By sheer virtue of size and touch, Lopez always profiled as a useful pro big man. He was a McDonald's All-American and top-10 recruit nationally coming into Stanford as a skinny 210-pound center. He entered the draft following his sophomore year after hitting a game-winning shot in overtime against Marquette to take to the Cardinal to their first Sweet 16 in seven years.

The 2008 draft was loaded with talent, from Derrick Rose to Russell Westbrook to Kevin Love. Each went before Lopez, who fell to the Nets at No. 10. Lopez proved he could score right away, averaging 13 points per game as a rookie. What followed was a test of Lopez's ability to overcome injuries, trade rumors, poor teammates and obvious holes in his game.

Long before the rebranding in Brooklyn, the Nets started Lopez's second season 0-18, the worst mark in league history. They ended the year 12-70. While Lopez continued to prove he could score inside, the Nets lacked the talent and infrastructure around him to accommodate the defensive improvements that had to be made.

The injury bug bit by Lopez's fourth year, after he played all 82 games his first three years. He only played five games because of a broken foot and sprained ankle. The Nets didn't care. They had seen enough in the center to sign him to a four-year contract extension worth $61 million.

It was a leap of faith worth taking for Brooklyn, as Lopez had always doubled as the team's best asset in its ill-fated run at trading for Dwight Howard. With Howard out of the picture, the onus was on Lopez to make a leap and reward the Nets for their lucrative commitment. Last season, he did just that.

There's enough at the surface level to showcase Lopez's improvements: he made the All-Star Game for the first time in his career and finished 12th in the league in scoring at 19.4 points per game.

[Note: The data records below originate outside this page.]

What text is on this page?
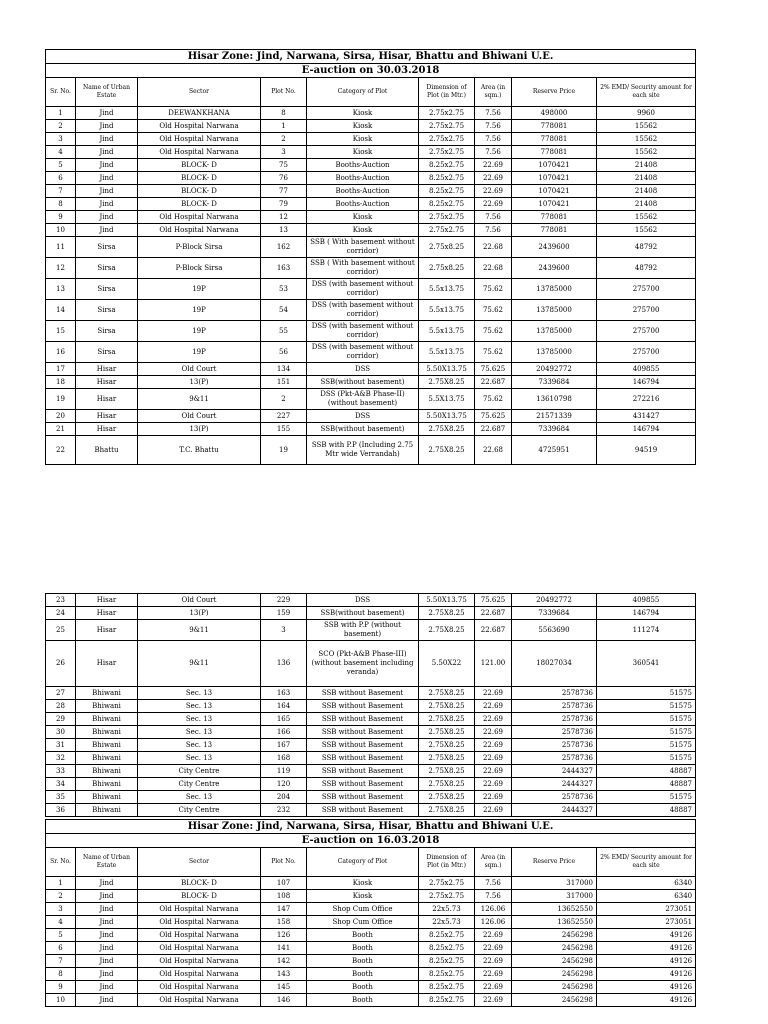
Hisar Zone: Jind, Narwana, Sirsa, Hisar, Bhattu and Bhiwani U.E.								
E-auction on 30.03.2018								
Sr. No.	Name of Urban Estate	Sector	Plot No.	Category of Plot	Dimension of Plot (in Mtr.)	Area (in sqm.)	Reserve Price	2% EMD/ Security amount for each site
1	Jind	DEEWANKHANA	8	Kiosk	2.75x2.75	7.56	498000	9960
2	Jind	Old Hospital Narwana	1	Kiosk	2.75x2.75	7.56	778081	15562
3	Jind	Old Hospital Narwana	2	Kiosk	2.75x2.75	7.56	778081	15562
4	Jind	Old Hospital Narwana	3	Kiosk	2.75x2.75	7.56	778081	15562
5	Jind	BLOCK- D	75	Booths-Auction	8.25x2.75	22.69	1070421	21408
6	Jind	BLOCK- D	76	Booths-Auction	8.25x2.75	22.69	1070421	21408
7	Jind	BLOCK- D	77	Booths-Auction	8.25x2.75	22.69	1070421	21408
8	Jind	BLOCK- D	79	Booths-Auction	8.25x2.75	22.69	1070421	21408
9	Jind	Old Hospital Narwana	12	Kiosk	2.75x2.75	7.56	778081	15562
10	Jind	Old Hospital Narwana	13	Kiosk	2.75x2.75	7.56	778081	15562
11	Sirsa	P-Block Sirsa	162	SSB ( With basement without corridor)	2.75x8.25	22.68	2439600	48792
12	Sirsa	P-Block Sirsa	163	SSB ( With basement without corridor)	2.75x8.25	22.68	2439600	48792
13	Sirsa	19P	53	DSS (with basement without corridor)	5.5x13.75	75.62	13785000	275700
14	Sirsa	19P	54	DSS (with basement without corridor)	5.5x13.75	75.62	13785000	275700
15	Sirsa	19P	55	DSS (with basement without corridor)	5.5x13.75	75.62	13785000	275700
16	Sirsa	19P	56	DSS (with basement without corridor)	5.5x13.75	75.62	13785000	275700
17	Hisar	Old Court	134	DSS	5.50X13.75	75.625	20492772	409855
18	Hisar	13(P)	151	SSB(without basement)	2.75X8.25	22.687	7339684	146794
19	Hisar	9&11	2	DSS (Pkt-A&B Phase-II)(without basement)	5.5X13.75	75.62	13610798	272216
20	Hisar	Old Court	227	DSS	5.50X13.75	75.625	21571339	431427
21	Hisar	13(P)	155	SSB(without basement)	2.75X8.25	22.687	7339684	146794
22	Bhattu	T.C. Bhattu	19	SSB with P.P (Including 2.75 Mtr wide Verrandah)	2.75X8.25	22.68	4725951	94519
23	Hisar	Old Court	229	DSS	5.50X13.75	75.625	20492772	409855
24	Hisar	13(P)	159	SSB(without basement)	2.75X8.25	22.687	7339684	146794
25	Hisar	9&11	3	SSB with P.P (without basement)	2.75X8.25	22.687	5563690	111274
26	Hisar	9&11	136	SCO (Pkt-A&B Phase-III) (without basement including veranda)	5.50X22	121.00	18027034	360541
27	Bhiwani	Sec. 13	163	SSB without Basement	2.75X8.25	22.69	2578736	51575
28	Bhiwani	Sec. 13	164	SSB without Basement	2.75X8.25	22.69	2578736	51575
29	Bhiwani	Sec. 13	165	SSB without Basement	2.75X8.25	22.69	2578736	51575
30	Bhiwani	Sec. 13	166	SSB without Basement	2.75X8.25	22.69	2578736	51575
31	Bhiwani	Sec. 13	167	SSB without Basement	2.75X8.25	22.69	2578736	51575
32	Bhiwani	Sec. 13	168	SSB without Basement	2.75X8.25	22.69	2578736	51575
33	Bhiwani	City Centre	119	SSB without Basement	2.75X8.25	22.69	2444327	48887
34	Bhiwani	City Centre	120	SSB without Basement	2.75X8.25	22.69	2444327	48887
35	Bhiwani	Sec. 13	204	SSB without Basement	2.75X8.25	22.69	2578736	51575
36	Bhiwani	City Centre	232	SSB without Basement	2.75X8.25	22.69	2444327	48887
Hisar Zone: Jind, Narwana, Sirsa, Hisar, Bhattu and Bhiwani U.E.								
E-auction on 16.03.2018								
Sr. No.	Name of Urban Estate	Sector	Plot No.	Category of Plot	Dimension of Plot (in Mtr.)	Area (in sqm.)	Reserve Price	2% EMD/ Security amount for each site
1	Jind	BLOCK- D	107	Kiosk	2.75x2.75	7.56	317000	6340
2	Jind	BLOCK- D	108	Kiosk	2.75x2.75	7.56	317000	6340
3	Jind	Old Hospital Narwana	147	Shop Cum Office	22x5.73	126.06	13652550	273051
4	Jind	Old Hospital Narwana	158	Shop Cum Office	22x5.73	126.06	13652550	273051
5	Jind	Old Hospital Narwana	126	Booth	8.25x2.75	22.69	2456298	49126
6	Jind	Old Hospital Narwana	141	Booth	8.25x2.75	22.69	2456298	49126
7	Jind	Old Hospital Narwana	142	Booth	8.25x2.75	22.69	2456298	49126
8	Jind	Old Hospital Narwana	143	Booth	8.25x2.75	22.69	2456298	49126
9	Jind	Old Hospital Narwana	145	Booth	8.25x2.75	22.69	2456298	49126
10	Jind	Old Hospital Narwana	146	Booth	8.25x2.75	22.69	2456298	49126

Beyond that, Lopez made strides to turn into at least a league-average defender, improving his weak side rotations and finishing in blocks at 2.1 per game.

The Nets were simply a different team with him on the floor. Brooklyn's points per 100 possessions skyrocketed by nearly six points when it had its starting center, per, and the team's defense was better with Lopez on the court as well, per

For all of the advancements Lopez made last season, next year will be a totally new experience. He's the lynchpin of a veteran lineup that now includes Kevin Garnett, Paul Pierce, Andrei Kirilenko and a bolstered bench. Last season, the Bulls defeated the Nets in the playoffs by ignoring two-fifths of the players on the floor. That won't be an issue for Brooklyn now that every member of its starting five is a threat offensively.

What can Brook Lopez do for an encore? It's scary to think about. He's now a 6'11, 265-pound post man few teams can defend. The improvement might come in his passing ability, where he averaged fewer than one assist per game. Now that Lopez has the best supporting cast of his career, it's time to make double-teams pay by hitting the open man.

Lopez might be an unrepentant comic fanboy off the court, but his presence could help the new-look Nets form their own tale of triumph and conquer as early as next season.